The inaugural ClubCorp Classic, a PGA Tour Champions and Charles Schwab Cup event featuring 50 celebrity golfers playing alongside pros, tees off today at Las Colinas Country Club in Irving, Texas. In a cool quirk, ten members culled from the presenting sponsor’s vast portfolio of clubs were able to earn a spot in the field by competing in regional qualifiers that led to a national championship.
“We invited our members to engage in the opportunity to go play in a professional event and these ten members are going to get to do that this Friday, Saturday, and Sunday and it’s just amazing,” CEO David Pillsbury says.
While the country club operator inked a four-year deal to sponsor the senior circuit event, next year the tournament will be dubbed the Invited Celebrity Classic. The lifestyle hospitality brand has made the decision to change its corporate name to Invited.

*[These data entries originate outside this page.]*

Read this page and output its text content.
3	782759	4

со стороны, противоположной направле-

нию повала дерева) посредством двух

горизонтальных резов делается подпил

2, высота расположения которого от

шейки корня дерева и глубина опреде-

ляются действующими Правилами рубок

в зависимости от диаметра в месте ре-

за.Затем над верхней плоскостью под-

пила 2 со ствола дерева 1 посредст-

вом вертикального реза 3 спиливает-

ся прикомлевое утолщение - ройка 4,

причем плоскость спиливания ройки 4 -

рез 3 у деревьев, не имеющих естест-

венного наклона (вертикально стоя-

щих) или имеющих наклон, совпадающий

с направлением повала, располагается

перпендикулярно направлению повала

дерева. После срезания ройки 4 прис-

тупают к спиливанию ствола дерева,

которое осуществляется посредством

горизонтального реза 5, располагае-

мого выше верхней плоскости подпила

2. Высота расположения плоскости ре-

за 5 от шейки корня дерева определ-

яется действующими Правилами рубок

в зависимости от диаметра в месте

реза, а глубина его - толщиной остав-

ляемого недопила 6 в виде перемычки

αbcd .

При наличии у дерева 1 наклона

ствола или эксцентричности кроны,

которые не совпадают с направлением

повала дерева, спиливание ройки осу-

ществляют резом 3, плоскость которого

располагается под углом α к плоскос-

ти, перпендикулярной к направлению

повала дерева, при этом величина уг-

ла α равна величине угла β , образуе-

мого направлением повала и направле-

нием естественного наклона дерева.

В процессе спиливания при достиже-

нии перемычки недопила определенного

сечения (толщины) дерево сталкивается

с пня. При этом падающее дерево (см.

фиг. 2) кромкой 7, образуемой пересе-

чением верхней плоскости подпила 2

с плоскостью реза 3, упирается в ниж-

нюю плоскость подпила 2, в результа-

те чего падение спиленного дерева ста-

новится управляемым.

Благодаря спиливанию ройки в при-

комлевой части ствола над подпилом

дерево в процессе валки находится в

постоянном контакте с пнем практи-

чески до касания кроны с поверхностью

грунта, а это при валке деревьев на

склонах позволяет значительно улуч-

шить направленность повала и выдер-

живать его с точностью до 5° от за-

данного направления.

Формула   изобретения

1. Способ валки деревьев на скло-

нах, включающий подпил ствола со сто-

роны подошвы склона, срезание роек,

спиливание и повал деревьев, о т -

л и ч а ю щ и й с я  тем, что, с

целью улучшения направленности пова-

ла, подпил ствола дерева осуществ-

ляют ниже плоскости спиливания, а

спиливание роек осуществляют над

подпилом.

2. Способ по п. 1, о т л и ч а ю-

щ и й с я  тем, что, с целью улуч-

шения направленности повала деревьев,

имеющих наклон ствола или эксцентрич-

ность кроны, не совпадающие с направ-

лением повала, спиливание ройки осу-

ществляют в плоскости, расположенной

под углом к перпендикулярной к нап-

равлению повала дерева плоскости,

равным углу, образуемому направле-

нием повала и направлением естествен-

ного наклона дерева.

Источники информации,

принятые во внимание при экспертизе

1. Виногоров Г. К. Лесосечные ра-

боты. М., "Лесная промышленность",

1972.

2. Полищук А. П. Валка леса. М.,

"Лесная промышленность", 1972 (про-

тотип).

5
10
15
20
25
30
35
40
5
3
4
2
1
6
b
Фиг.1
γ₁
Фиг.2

Corporations typically rename themselves to reflect a merger, shake off bad press or signify a strategic shift. Och-Ziff rechristened itself as Sculptor Capital Management, Facebook took up the mantle of Meta and Isis Pharmaceuticals opted to become Ionis Pharmaceuticals. Other times a company name simply no longer fully reflects a brand’s current identity which was the case for ClubCorp.
The vision of the Dallas based company founded by Robert Dedman in 1957 was to disrupt the protocol of joining a private club by welcoming members into the fold regardless of race or religious background.
“He wanted to invite everyone to be a member and have the opportunity to experience the lifestyle of a private club. So, if you had the means, you could become a member. Everyone is invited,” Pillsbury explains.
“It may have been cool to belong to a club owned by a corporation at one point but we thought that ClubCorp had become tired, somewhat stale and old. We felt Invited was more reflective of Bob Dedman’s original vision and reflects our core values more accurately as an organization,” he adds.
The change to a warmer, more hospitable sounding sobriquet comes at a time when golf’s demographics continue to evolve to more closely resemble the overall U.S. population. According to the National Golf Foundation’s most recent statistics, the number of female players has risen by 11% over the past couple years. Women currently comprise a quarter of all golfers and 36% of beginner golfers last year were women. The number of non-Caucasian golfers has also jumped markedly in recent years with that cohort swelling to 5.2 million players or 21% of the sport’s population.
The new handle also puts a neater bow on the company’s four business verticals. In addition to the core golf and country club segment, Invited operates 32 city clubs geared towards professionals, seven stadium clubs inside college football venues and BigShots Golf, Invited’s answer to TopGolf. That latter segment has been red hot. According to the NGF entertainment ranges have seen an 81% increase in new locations over the past five years.
Invited recently announced their seventh BigShots, a two-storey 22,500 sq foot venue, will be built in Akron, Ohio on their Firestone Country Club property, adjacent to the public 9-hole Raymond C. Firestone course. They plan to grow the footprint of their entertainment ranges to 20 locations by the end of 2024 and then triple that number looking out further.
“It took TopGolf twenty years to get to 70 locations and I think it will take us ten. The whitespace for this is off the charts. We’ve identified 250 markets that can support a BigShots facility which of course means they can support the other models as well, but this is a rising tide that lifts all boats,” Pillsbury says. They are particularly focusing in on secondary and tertiary markets that are underserved when it comes to entertainment options. They also see runway to roll out BigShots lounges to the balance of their City Clubs over the next 24-36 months after a successful test run of their simulator concept at Tower Club Dallas and the Metropolitan Club in Chicago.
Not so long ago, if you wanted to even dabble in golf you had to first purchase clubs along with specialty apparel and then call up a pro to arrange a lesson. Nowadays you can simply walk into a BigShots or TopGolf dressed in anything from gym sweats to a nightclubbing outfit and start taking swings using equipment that is provided.
Pillsbury credits the removal of friction points and barriers to entry for the sport’s current bull run that he sees as a secular trend he calls the great democratization of golf.
“It started fifteen years ago and it has really kicked into gear over the last four or five years. This is a systemic shift. This isn’t a covid shift. This is fundamental and it’s here to stay,” Pillsbury says.